Crackers, nuts, crisps, freshly washed whole fruit and hard cheeses are all fine.
Seafood for Christmas lunch is an Australian tradition. For pregnancy, the general rule is nothing raw and nothing that’s precooked then eaten cold. This does unfortunately rule out oysters, sushi, sashimi and cold prawns. Some fish are also quite high in mercury – it’s best to steer clear of catfish, orange roughy/deep sea perch, shark/flake, swordfish and marlin.
Instead, fill up on fish that’s been well cooked and eat it while it’s hot off the grill.
Friends of ours have a Christmas brunch tradition of eating smoked salmon and brown bread with mimosas. If you’re pregnant, you’ll need to skip the smoked salmon. Swap it out for fresh avocado or sliced banana and honey, and top up your OJ with soda water instead of champagne.
The main event
This is the year to insist on the traditional hot Christmas dinner, even though it’s 40 degrees outside. We really don’t want pregnant women eating cold meats. Instead, fire up the barbecue or do the full roast. Turkey, chicken, beef & pork are all fine as long as they’ve been cooked to the right temperature and you eat them while hot.
A word of warning on stuffing – cooking it inside the bird isn’t safe. Instead, cook it separately in a baking dish.
If you’re eating salads on the side, make sure they are freshly prepared.

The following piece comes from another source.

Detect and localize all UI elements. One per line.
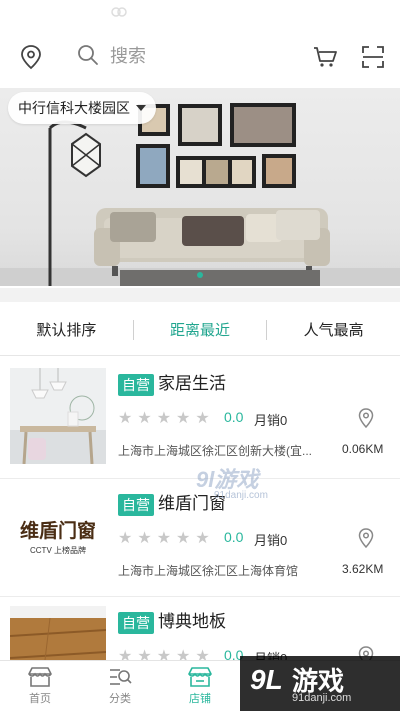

Avoid any kind of pre-made, pre-packaged salad. The vegies and salad greens should all be thoroughly washed right before chopping.
Hot vegetable side dishes are great. Except for Brussel sprouts. No-one should be forced to eat Brussel sprouts.
A note on eggs
If your host is a kitchen whiz, chances are they have proudly whipped up homemade everything, including dressings, sauces, and desserts. The problem is that many of these homemade products contain raw eggs, which might carry salmonella. Homemade mayonnaise, aioli, uncooked meringue and ice cream are classic culprits.
Check with the chef and steer clear of any raw-egg containing products. This is one time where store-bought is probably better. Commercial versions that come from the shelf, rather than the refrigerated aisle, have been treated to avoid salmonella.
You know to avoid homemade icecream and uncooked meringue. It’s probably also best to avoid homemade custard if you don’t know how it was cooked. Swap for the store-bought versions and store them according to the instructions.
Don’t ever touch unpasteurized dairy products – they are one of the primary sources of Listeria. The good news is most dairy products in Australia are pasteurized – these are safe to eat. You also can’t go wrong with freshly washed and prepared fruit.
Finally, watch out for desserts unexpectedly soaked in alcohol.
Boxing Day leftovers
Come Boxing Day, all you want is to lie on the lounge watching cricket and eating leftovers. Sadly, there are pretty strict rules about leftovers for pregnant women. There’s too much to summarise here – instead Google the NSW Food Authority’s guidelines.